Так мы и едем — я на верхней полке, трехтомник на столе и рыбы в газете «Казахстанская правда». А за окном тянется бесконечная плоскость в солончаках и пятнах. Чем дальше мы продвигаемся по пустыне, тем больше мне кажется, что это не полка, а люлька. В которой меня укачивает баснословное пространство, снимая слой за слоем все, что налипло.

Пока мы ехали, новое и незнакомое чувство возвращения росло во мне. И я был рад раствориться в нем. И люлька, и душный поезд с гремучими тамбурами, и бескрайнее пространство, уводящее на восток за подбородок, — постепенно все заполнилось этим безмятежным ощущением.

Все, казалось, в нем пребывает и свершается.

Внизу за столиком сменялись казахи, татары, узбеки. Вечерами, когда жара спадала, в коридоре носили кумыс в горшках, обмотанных шерстью. Мороженое, которое каким-то чудом не таяло. На третий день в районе Казалинска у меня появилось новое имя. Цыганские дети, которые забирали остатки еды, называли меня «Галип». Я не спорил, мне нравилось. У каждого, думал я тогда, должно быть второе, восточное имя.

Которое отвечало бы за вторую, восточную часть человека.

…Мои предки по отцовской линии вышли из уральских — заяицких — степей. Из предбанника Средней Азии. С пограничной ее полосы. Отсюда.
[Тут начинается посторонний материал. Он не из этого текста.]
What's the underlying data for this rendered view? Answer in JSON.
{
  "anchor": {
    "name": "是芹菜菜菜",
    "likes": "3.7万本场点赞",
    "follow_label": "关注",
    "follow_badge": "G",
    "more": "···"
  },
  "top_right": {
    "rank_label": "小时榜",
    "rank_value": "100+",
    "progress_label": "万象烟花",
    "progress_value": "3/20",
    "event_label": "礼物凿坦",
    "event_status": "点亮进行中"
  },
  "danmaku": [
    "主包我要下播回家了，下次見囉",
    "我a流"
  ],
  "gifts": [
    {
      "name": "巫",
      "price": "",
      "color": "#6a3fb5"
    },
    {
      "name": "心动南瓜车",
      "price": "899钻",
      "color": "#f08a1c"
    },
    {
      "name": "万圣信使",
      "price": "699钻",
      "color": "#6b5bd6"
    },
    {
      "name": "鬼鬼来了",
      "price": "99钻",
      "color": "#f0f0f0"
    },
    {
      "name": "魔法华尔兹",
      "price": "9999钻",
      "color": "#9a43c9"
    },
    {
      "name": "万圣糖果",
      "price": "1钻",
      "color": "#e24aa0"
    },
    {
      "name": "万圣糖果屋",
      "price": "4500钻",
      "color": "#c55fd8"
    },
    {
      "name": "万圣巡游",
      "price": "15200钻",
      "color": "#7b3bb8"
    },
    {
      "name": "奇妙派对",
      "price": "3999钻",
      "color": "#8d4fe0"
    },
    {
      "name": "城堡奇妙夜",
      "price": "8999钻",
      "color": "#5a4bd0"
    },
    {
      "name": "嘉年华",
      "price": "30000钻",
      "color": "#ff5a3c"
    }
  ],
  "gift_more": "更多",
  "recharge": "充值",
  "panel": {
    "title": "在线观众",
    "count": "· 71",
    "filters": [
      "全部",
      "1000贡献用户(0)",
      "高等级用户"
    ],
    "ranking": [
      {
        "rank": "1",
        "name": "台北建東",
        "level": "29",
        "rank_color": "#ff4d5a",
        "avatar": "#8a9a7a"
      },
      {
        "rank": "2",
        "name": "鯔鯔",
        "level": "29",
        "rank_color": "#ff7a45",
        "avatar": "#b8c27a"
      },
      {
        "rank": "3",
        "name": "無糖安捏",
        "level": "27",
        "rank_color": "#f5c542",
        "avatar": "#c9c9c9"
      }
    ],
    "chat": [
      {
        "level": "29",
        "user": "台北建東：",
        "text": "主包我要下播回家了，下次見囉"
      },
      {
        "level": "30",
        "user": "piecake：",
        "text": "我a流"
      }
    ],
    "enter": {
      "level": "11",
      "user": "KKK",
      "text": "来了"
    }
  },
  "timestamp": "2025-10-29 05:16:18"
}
Самым выдающимся среди пращуров был прадед, краснодеревщик Фаддей из Уральска — Яика. Говорили, что, закончив гарнитур, Фаддей делал так. Выдавал жене на хозяйство и детей, это раз. Расплачивался с мастерами и подмастерьями, это два. Откладывал в банк, три.

И уходил в загул.

Где его носило месяцами? В каких краях? Через купцов доходили вести — с Нижегородской ярмарки или из Москвы. Из Ташкента. Через них он передавал гостинцы и письма, деньги. Пока наконец не возвращался собственной персоной.

И вот однажды он пропал надолго. Спустя полгода видели его в Бухаре. Или в Самарканде? И что собирался он с караваном в Китай, чтобы разузнать секрет китайской мебели, что ли.